Saturday, August 20, 2016

Summer respite continues with a cold frontal passage

A summer-long hot streak ended earlier this week as temperatures finally abated some under abundant cloud cover and several periods of rainfall. While dewpoints remained in the lower 70s, temperatures generally stayed in the lower to mid 80s for highs this past week. However, now that the heat has relinquished it's control a bit, the rain is also getting a little tiresome (boy, we're a demanding bunch aren't we??)!

Cold front arrives

Tonight's cold front should bring a temporary end to most everyone's complaints as it pushes a good deal of humidity and our rain chances to the south for a couple days! We'll still have a good chance of showers this evening as the front moves through the Mid-South, so plan ahead if you have outdoor plans. The front pushes through the metro between midnight and dawn Sunday, bringing an end to the showers and switching wind to the northwest.

The national surface map for Sunday morning shows a cold front just to the south of the metro where it will remain for a couple of days. This will provide for drier air and north wind, leading to more pleasant conditions locally.
It will still be humid in the morning, but throughout the course of the day Sunday, north wind will escort lower dewpoints (less humid air) into the area and clouds will diminish by afternoon. Temperatures will still make it into the mid 80s but with dewpoints in the mid 60s, it should feel much more comfortable. It will also mean that the evening should be delightful as temperatures drop off a bit quicker due to drier air!

The high-resolution NAM (North American) model shows dewpoints on Sunday afternoon. It's been weeks since we have seen dewpoints in the mid 60s, but that is what is expected by this time. 70°+ dewpoints will be pushed just south of the metro. Graphic courtesy PivotalWeather.

Early week forecast

By Monday morning, temperatures are expected to be in the 60s area-wide for the first time since June 10! This will mark an end to the 72-day streak with no temperatures in the 60s at Memphis International Airport that ranks second longest of all-time behind the hot hot summer of 1980. A very nice day is ahead on Monday with highs in the upper 80s and continued low humidity (dewpoints in the lower 60s).

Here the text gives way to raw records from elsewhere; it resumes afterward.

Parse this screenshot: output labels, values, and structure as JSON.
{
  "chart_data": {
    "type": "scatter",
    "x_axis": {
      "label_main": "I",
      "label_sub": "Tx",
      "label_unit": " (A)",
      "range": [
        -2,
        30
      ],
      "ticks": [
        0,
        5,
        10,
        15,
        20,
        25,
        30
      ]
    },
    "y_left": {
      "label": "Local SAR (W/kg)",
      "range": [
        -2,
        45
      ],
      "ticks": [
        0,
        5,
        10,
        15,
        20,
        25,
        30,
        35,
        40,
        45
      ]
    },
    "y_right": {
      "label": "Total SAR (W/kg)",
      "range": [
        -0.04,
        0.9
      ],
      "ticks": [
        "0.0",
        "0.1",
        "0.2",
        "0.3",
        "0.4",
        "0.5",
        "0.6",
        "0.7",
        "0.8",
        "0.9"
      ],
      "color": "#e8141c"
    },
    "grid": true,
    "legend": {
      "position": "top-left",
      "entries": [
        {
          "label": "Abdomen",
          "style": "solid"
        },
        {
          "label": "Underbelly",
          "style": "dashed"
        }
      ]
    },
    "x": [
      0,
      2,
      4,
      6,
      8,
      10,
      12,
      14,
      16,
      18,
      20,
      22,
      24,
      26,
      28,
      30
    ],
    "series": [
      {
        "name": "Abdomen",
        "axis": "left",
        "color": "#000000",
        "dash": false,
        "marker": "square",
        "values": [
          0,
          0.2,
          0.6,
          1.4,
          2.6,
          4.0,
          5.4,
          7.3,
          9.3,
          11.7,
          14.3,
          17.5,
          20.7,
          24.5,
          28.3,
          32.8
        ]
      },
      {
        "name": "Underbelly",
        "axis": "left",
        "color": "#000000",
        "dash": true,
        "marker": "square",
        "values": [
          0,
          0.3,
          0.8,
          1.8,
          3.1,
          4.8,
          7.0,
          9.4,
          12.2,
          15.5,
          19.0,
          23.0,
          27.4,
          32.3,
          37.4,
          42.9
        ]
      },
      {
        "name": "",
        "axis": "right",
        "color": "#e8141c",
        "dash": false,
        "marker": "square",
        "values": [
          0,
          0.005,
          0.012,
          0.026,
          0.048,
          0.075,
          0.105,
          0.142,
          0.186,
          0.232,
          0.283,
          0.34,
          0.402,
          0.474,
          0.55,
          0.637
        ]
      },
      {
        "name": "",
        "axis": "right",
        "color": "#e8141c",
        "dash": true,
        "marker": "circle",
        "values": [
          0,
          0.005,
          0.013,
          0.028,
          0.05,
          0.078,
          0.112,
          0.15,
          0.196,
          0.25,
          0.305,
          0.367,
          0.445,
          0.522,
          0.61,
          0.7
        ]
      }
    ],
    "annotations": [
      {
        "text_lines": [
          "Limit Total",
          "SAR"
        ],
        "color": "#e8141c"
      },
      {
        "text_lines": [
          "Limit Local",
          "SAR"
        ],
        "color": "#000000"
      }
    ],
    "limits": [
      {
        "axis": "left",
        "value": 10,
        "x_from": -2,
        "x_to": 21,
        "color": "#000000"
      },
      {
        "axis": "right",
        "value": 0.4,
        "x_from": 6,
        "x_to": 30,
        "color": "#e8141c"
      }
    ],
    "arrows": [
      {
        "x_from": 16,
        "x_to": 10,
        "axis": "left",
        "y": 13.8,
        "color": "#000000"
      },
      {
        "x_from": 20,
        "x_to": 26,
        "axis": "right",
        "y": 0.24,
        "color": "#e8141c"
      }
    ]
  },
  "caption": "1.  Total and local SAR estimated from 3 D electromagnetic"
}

The pattern starts to shift Tuesday into Wednesday, as the front to our south returns to the north as a warm front and higher humidity values return. We'll be back in a more typical summertime pattern with highs in the lower 90s and lows in the mid 70s with low chances of thunderstorms each day to end the week thanks to upper level high pressure ridging over the southeast U.S.

Shown is the GFS (American) model at 500mb (18,000') level pressure and wind pattern on Sunday morning as a large trough (valley in the wind pattern) sits over the Mississippi Valley. The trough is what allows the cold front to get this far south. Graphic courtesy PivotalWeather.

By Wednesday morning, that upper level trough is gone and a ridge of high pressure has regained control over weather in the southeastern U.S. The GFS model at 500mb is shown once again. Graphic courtesy PivotalWeather.

On Long-Range Tropical Forecasts

Finally, a note on long-range tropical forecasts as it appears we head into a more active period in the Atlantic Ocean and perhaps Gulf of Mexico. Some weather entities on social media feed on the long-range models "predictions" of close encounters, or landfalls, of strong hurricanes more than a week or even two out. Our advice: "Beware the Share." Rather than sharing these "hype-casts" or "click-bait," we recommend blocking or un-following the account, especially if the post ends with "Please like/share this post!"

The only time we post longer-range forecasts (beyond 7 days) is if there is A) some model consensus between models and consecutive runs of those models, and B) it's within about a week of impact. Even then, we will also post caveats with those forecasts, as they're really only useful for trend analysis and not exact forecasting. It is near impossible to predict the exact landfall point (or even general area) of a tropical system more than about 5 days out. We simply ask that you be conscientious consumers of information and use some common sense.

This is currently the most responsible graphic for the tropical Atlantic. Two systems are being monitored for potential development in the Atlantic over the coming 5 days. The first (in orange) has a moderate probability of tropical development as it heads generally towards the Caribbean. The second, coming off the African west coast, has a high chance of development but is not currently a threat to any land areas. Tropical Storm Fiona in the central Atlantic is not a threat and is not shown.
Enjoy the respite from summer the next few days!